Europe ex-EMU equities
We maintain a negative stance, as expected earnings growth is below that of other developed markets and the risk premium is still at stake due to the Brexit negotiations.
In terms of sectors
We continued to see meaningful dispersion among themes and sectors in June. The month’s best performers included utilities, food & beverage, and healthcare. Worst performers, by contrast, included cyclicals, e.g., autos, resources, construction and financial services. Autos, in particular, suffered from the combination of trade tensions, rising input costs and product disruption from the new, more complicated emission tests being implemented across Europe.

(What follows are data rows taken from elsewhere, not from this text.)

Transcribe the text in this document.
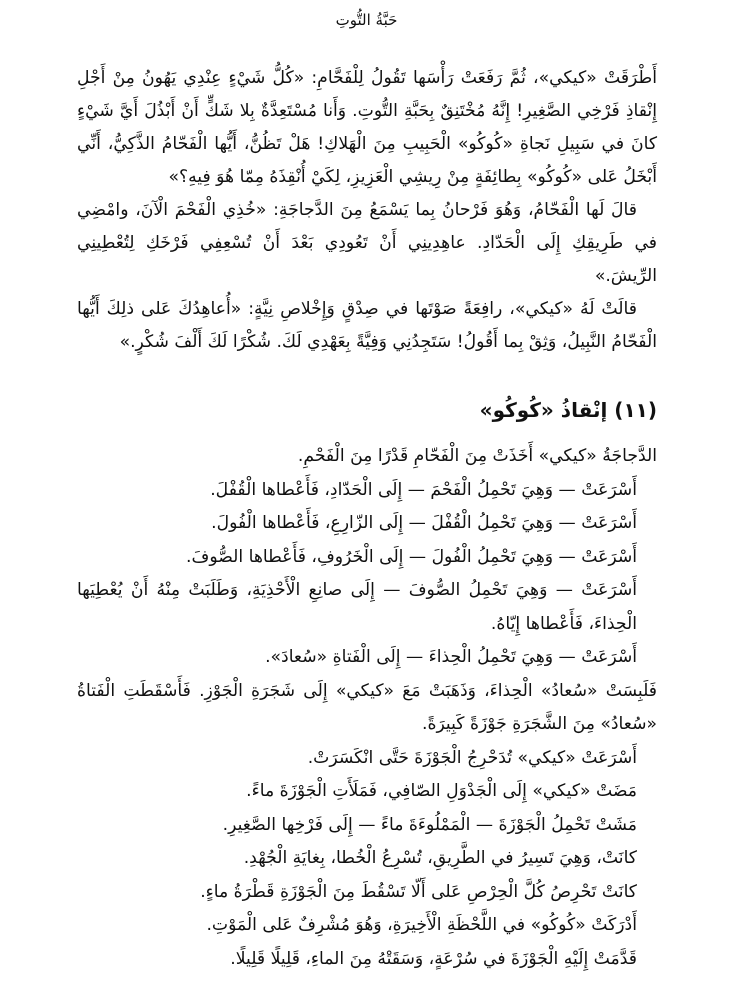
حَبَّةُ التُّوتِ

أَطْرَقَتْ «كيكي»، ثُمَّ رَفَعَتْ رَأْسَها تَقُولُ لِلْفَحَّامِ: «كُلُّ شَيْءٍ عِنْدِي يَهُونُ مِنْ أَجْلِ إِنْقاذِ فَرْخِي الصَّغِيرِ! إِنَّهُ مُخْتَنِقٌ بِحَبَّةِ التُّوتِ. وَأَنا مُسْتَعِدَّةٌ بِلا شَكٍّ أَنْ أَبْذُلَ أَيَّ شَيْءٍ كانَ في سَبِيلِ نَجاةِ «كُوكُو» الْحَبِيبِ مِنَ الْهَلاكِ! هَلْ تَظُنُّ، أَيُّها الْفَحّامُ الذَّكِيُّ، أَنِّي أَبْخَلُ عَلى «كُوكُو» بِطائِفَةٍ مِنْ رِيشِي الْعَزِيزِ، لِكَيْ أُنْقِذَهُ مِمّا هُوَ فِيهِ؟»

قالَ لَها الْفَحّامُ، وَهُوَ فَرْحانُ بِما يَسْمَعُ مِنَ الدَّجاجَةِ: «خُذِي الْفَحْمَ الْآنَ، وامْضِي في طَرِيقِكِ إِلَى الْحَدّادِ. عاهِدِينِي أَنْ تَعُودِي بَعْدَ أَنْ تُسْعِفِي فَرْخَكِ لِتُعْطِينِي الرِّيشَ.»

قالَتْ لَهُ «كيكي»، رافِعَةً صَوْتَها في صِدْقٍ وَإِخْلاصِ نِيَّةٍ: «أُعاهِدُكَ عَلى ذلِكَ أَيُّها الْفَحّامُ النَّبِيلُ، وَثِقْ بِما أَقُولُ! سَتَجِدُنِي وَفِيَّةً بِعَهْدِي لَكَ. شُكْرًا لَكَ أَلْفَ شُكْرٍ.»

(١١) إنْقاذُ «كُوكُو»

الدَّجاجَةُ «كيكي» أَخَذَتْ مِنَ الْفَحّامِ قَدْرًا مِنَ الْفَحْمِ.

أَسْرَعَتْ — وَهِيَ تَحْمِلُ الْفَحْمَ — إِلَى الْحَدّادِ، فَأَعْطاها الْقُفْلَ.

أَسْرَعَتْ — وَهِيَ تَحْمِلُ الْقُفْلَ — إِلَى الزّارِعِ، فَأَعْطاها الْفُولَ.

أَسْرَعَتْ — وَهِيَ تَحْمِلُ الْفُولَ — إِلَى الْخَرُوفِ، فَأَعْطاها الصُّوفَ.

أَسْرَعَتْ — وَهِيَ تَحْمِلُ الصُّوفَ — إِلَى صانِعِ الْأَحْذِيَةِ، وَطَلَبَتْ مِنْهُ أَنْ يُعْطِيَها الْحِذاءَ، فَأَعْطاها إِيّاهُ.

أَسْرَعَتْ — وَهِيَ تَحْمِلُ الْحِذاءَ — إِلَى الْفَتاةِ «سُعادَ».

فَلَبِسَتْ «سُعادُ» الْحِذاءَ، وَذَهَبَتْ مَعَ «كيكي» إِلَى شَجَرَةِ الْجَوْزِ. فَأَسْقَطَتِ الْفَتاةُ «سُعادُ» مِنَ الشَّجَرَةِ جَوْزَةً كَبِيرَةً.

أَسْرَعَتْ «كيكي» تُدَحْرِجُ الْجَوْزَةَ حَتَّى انْكَسَرَتْ.

مَضَتْ «كيكي» إِلَى الْجَدْوَلِ الصّافِي، فَمَلَأَتِ الْجَوْزَةَ ماءً.

مَشَتْ تَحْمِلُ الْجَوْزَةَ — الْمَمْلُوءَةَ ماءً — إِلَى فَرْخِها الصَّغِيرِ.

كانَتْ، وَهِيَ تَسِيرُ في الطَّرِيقِ، تُسْرِعُ الْخُطا، بِغايَةِ الْجُهْدِ.

كانَتْ تَحْرِصُ كُلَّ الْحِرْصِ عَلى أَلّا تَسْقُطَ مِنَ الْجَوْزَةِ قَطْرَةُ ماءٍ.

أَدْرَكَتْ «كُوكُو» في اللَّحْظَةِ الْأَخِيرَةِ، وَهُوَ مُشْرِفٌ عَلى الْمَوْتِ.

قَدَّمَتْ إِلَيْهِ الْجَوْزَةَ في سُرْعَةٍ، وَسَقَتْهُ مِنَ الماءِ، قَلِيلًا قَلِيلًا.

As in the US, the continuing trade tensions justify a more cautious stance on industrials, as companies will probably postpone investments. We remain, on the contrary, neutral on European financials due to the lack of any clear interest rate trends. We are nevertheless considering increasing our exposure to the sector, due to the more attractive valuations.

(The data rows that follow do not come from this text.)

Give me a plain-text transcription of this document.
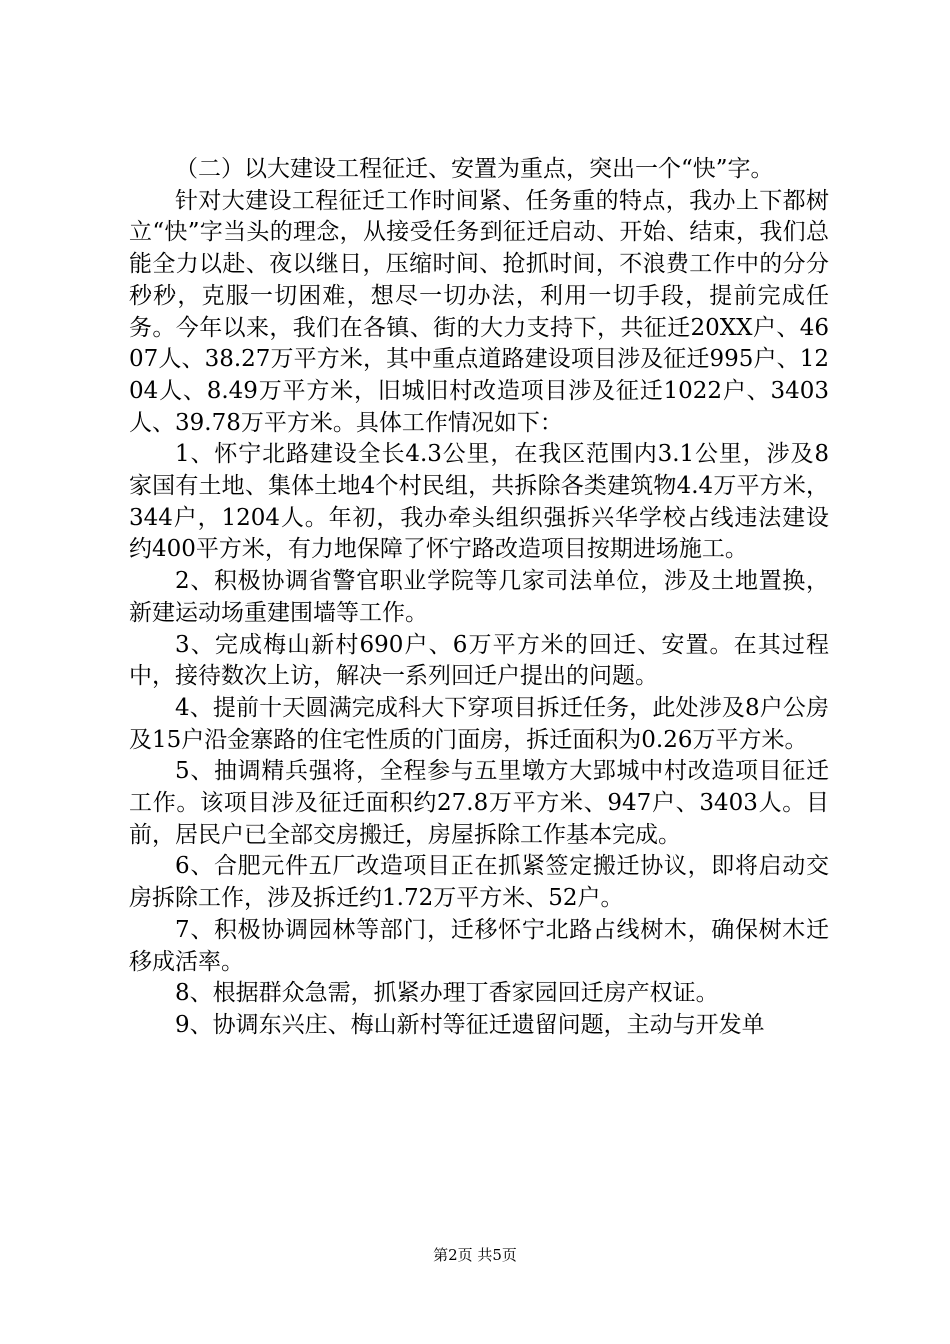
（二）以大建设工程征迁、安置为重点，突出一个“快”字。

针对大建设工程征迁工作时间紧、任务重的特点，我办上下都树立“快”字当头的理念，从接受任务到征迁启动、开始、结束，我们总能全力以赴、夜以继日，压缩时间、抢抓时间，不浪费工作中的分分秒秒，克服一切困难，想尽一切办法，利用一切手段，提前完成任务。今年以来，我们在各镇、街的大力支持下，共征迁20XX户、4607人、38.27万平方米，其中重点道路建设项目涉及征迁995户、1204人、8.49万平方米，旧城旧村改造项目涉及征迁1022户、3403人、39.78万平方米。具体工作情况如下：

1、怀宁北路建设全长4.3公里，在我区范围内3.1公里，涉及8家国有土地、集体土地4个村民组，共拆除各类建筑物4.4万平方米，344户，1204人。年初，我办牵头组织强拆兴华学校占线违法建设约400平方米，有力地保障了怀宁路改造项目按期进场施工。

2、积极协调省警官职业学院等几家司法单位，涉及土地置换，新建运动场重建围墙等工作。

3、完成梅山新村690户、6万平方米的回迁、安置。在其过程中，接待数次上访，解决一系列回迁户提出的问题。

4、提前十天圆满完成科大下穿项目拆迁任务，此处涉及8户公房及15户沿金寨路的住宅性质的门面房，拆迁面积为0.26万平方米。

5、抽调精兵强将，全程参与五里墩方大郢城中村改造项目征迁工作。该项目涉及征迁面积约27.8万平方米、947户、3403人。目前，居民户已全部交房搬迁，房屋拆除工作基本完成。

6、合肥元件五厂改造项目正在抓紧签定搬迁协议，即将启动交房拆除工作，涉及拆迁约1.72万平方米、52户。

7、积极协调园林等部门，迁移怀宁北路占线树木，确保树木迁移成活率。

8、根据群众急需，抓紧办理丁香家园回迁房产权证。

9、协调东兴庄、梅山新村等征迁遗留问题，主动与开发单

第2页 共5页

We are positive on US equities, which are benefiting from the strong economic momentum and earnings growth, and valuations that are around the historical average.
In terms of sectors
The first weeks of June were marked by several major events (three central bank decisions, the Trump-Kim summit, AT&T-TWX approval, China tariffs) that drove the S&P towards the upper end of its trading range. At this month’s FOMC, the Fed hiked the funds rate target by 25bp, to 1.75-2.00%. More notable was the guidance about the path of future rate hikes, which changed to a modestly more hawkish direction. The economic forecasts also leaned hawkish, as the unemployment rate projections were lowered, while the sustainable rate of unemployment was left unchanged. On the back of stable interest rates, we have maintained our neutral position in Financials.
Later in the month, US equities came under pressure, as trade continued to dominate the narrative. The on-going US-China conflict and risk of a tariff war weighed on US stocks. On 15 June, US President Trump approved the final list of tariffs on $50bn worth of Chinese imports, and China retaliated with tariffs of the same scale and intensity. The intensifying trade tensions have been instrumental in our decreasing our exposure to US industrials. Companies might postpone their investments due to trade uncertainties.
In this context, we remain positive on the defensive healthcare sector, which is benefiting from decent fundamentals, while preferring the less trade-sensitive social media stocks within our technology exposure.
Emerging equities, now integrating a substantial geopolitically related risk premium and supported by strong global growth and resilient double-digit earnings growth, should rebound in the coming months, thanks to a significant commodities and technology exposure.
In terms of countries & sectors
Due to intensifying trade tensions, we have slightly reduced our conviction on China, though maintaining an overweight. Growth figures are still in line with the central bank’s target, and valuation has become attractive. In addition, the inclusion of Chinese A-shares in the MSCI index might support the Chinese equity market.
India outperformed the region, though remaining under pressure, as crude oil prices moved higher, despite OPEC announcing that they were going to increase supply by 1 million barrels per day. However, as India is less sensitive to emerging market volatility, we have increased our exposure.
From a sectorial point of view, we have reduced our materials exposure, with commodities under pressure due to the trade conflict.